Sweet Lullaby
Rainbow Days
A surfeit of the feminine suffuses Deborah Paauwe's world, in which an exploration/illumination of female sexuality and desire is intensified through a layering of feminine signifiers - hand-worked lace and embroidery, a high-heeled shoe, a lush cascade of hair. Emerging from the diaphanous veiling, the obfuscation of Double Dutch (2002), the images of Rainbow Days spill forth in an array of saturated colour.
Much is and remains ambiguous in Paauwe's oeuvre, yet with the Sapphic intimations of Tuesday's Child (2001) and Double Dutch a fuller, though not necessarily linear narrative is beginning to develop. A continuing strain of compliant passivity and presentation can be traced from the pivotal Bedtime Story (1998), to Silent Sleeping Beauty of the Sugar Nights (2000) series and Sweet Lullaby from the current body of work. The glacial whiteness of the silk and lace confirmation gown - cloyingly sweet against its candy pink background - bestows on the image not only a quality of the ceremonial, but also a potent sense of anticipation. Verging at times on the sepulchral, this solitary inertia is counterpointed by palpable signs of activity and increasingly bold interactivity. Thus the early scene of a girlishly innocent figure adjusting the hair ribbon of her friend, has made way for the intertwining naked limbs of Double Dutch and Lime Dream's more subtle overture of two caressing hands, a straying fragment of green tulle onto a bare leg
Peeling an orange, presenting an attitude of invocation, clasping a lollipop; in Paauwe's vignettes of faceless, cropped bodies, hands have from the outset assumed a studied prominence, reflective of the fluctuating moods. In Milk and Kisses they are self-consciously and theatrically arranged, with a taut dancer's awareness of body tone that extends to the fingertips.
Five Star revisits a previous, polished Lolita-like landscape, but it is an altogether more dishevelled representation. The hair hangs in vaguely threatening, tousled strands around a bare torso, the wand aggressively dominating the foreground of the frame with an uncharacteristic and almost jarring harshness - absent for example in the more demure delicacy of Porcelain (2002). In the curious world of competitive ballroom dancing, one can observe the mimetic skill with which children - performing the sensual movements of the rumba for example - are able to outwardly approximate adult emotions and sexual expression. Like Pink Fire, Milk and Kisses - in which the female subject is pictured in an over-large flock nylon dress - gives literal expression to this experimentation with an adult persona. Such role playing can be viewed as innocently playful, but also has its inherent dangers and it is this complex period of transition between girlhood and adulthood, with its concomitant and contrary associations of good child/bad child, which preoccupies Paauwe.
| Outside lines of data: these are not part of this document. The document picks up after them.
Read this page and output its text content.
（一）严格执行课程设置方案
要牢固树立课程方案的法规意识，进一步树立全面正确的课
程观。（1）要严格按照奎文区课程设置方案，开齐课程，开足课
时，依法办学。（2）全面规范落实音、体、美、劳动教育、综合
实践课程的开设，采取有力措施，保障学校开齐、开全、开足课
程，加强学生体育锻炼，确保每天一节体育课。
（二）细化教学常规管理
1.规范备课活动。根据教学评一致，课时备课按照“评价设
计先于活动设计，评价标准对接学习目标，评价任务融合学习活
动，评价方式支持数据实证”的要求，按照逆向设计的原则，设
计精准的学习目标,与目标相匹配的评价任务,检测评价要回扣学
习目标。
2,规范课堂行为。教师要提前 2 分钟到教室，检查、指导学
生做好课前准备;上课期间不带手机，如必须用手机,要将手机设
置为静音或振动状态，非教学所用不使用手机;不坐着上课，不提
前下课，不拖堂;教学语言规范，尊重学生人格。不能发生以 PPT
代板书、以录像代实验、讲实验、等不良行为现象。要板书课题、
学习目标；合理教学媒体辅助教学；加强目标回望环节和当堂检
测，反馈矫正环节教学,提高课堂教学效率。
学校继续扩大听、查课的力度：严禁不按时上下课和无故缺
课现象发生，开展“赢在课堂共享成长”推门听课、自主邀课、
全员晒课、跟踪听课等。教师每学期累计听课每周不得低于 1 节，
The occasional, albeit anonymous appearance in her own photographs lends weight to the assumption that childhood memories/experiences and their reconstruction, underpin Paauwe's narrative. Is there also a sense of yearning implicit in these images, a reimagining, a revisualisation of the past? Double Crush with its visual jolt of columns of black hair against preposterously white skin, reiterates the mother and child leitmotif of Playground from the Double Dutch series. Invariably attired in a vintage frock, the figure of the mother is an enduringly significant, hovering presence. Is it possible that Paauwe is simultaneously constructing an enhanced, a more glamorous history for the mother figure - a woman who wears long satin gloves, beautiful dresses, goes out dancing?
As Paauwe teases and provokes, reveals and withholds and above all thwarts, without even momentarily relinquishing control, an element of mystery continues to prevail. Gazing at this rainbow of images we see not the reflection and refraction of the rays of the sun, but rather a reflection of ourselves. It is this confrontation that exists as Paauwe's ultimate challenge.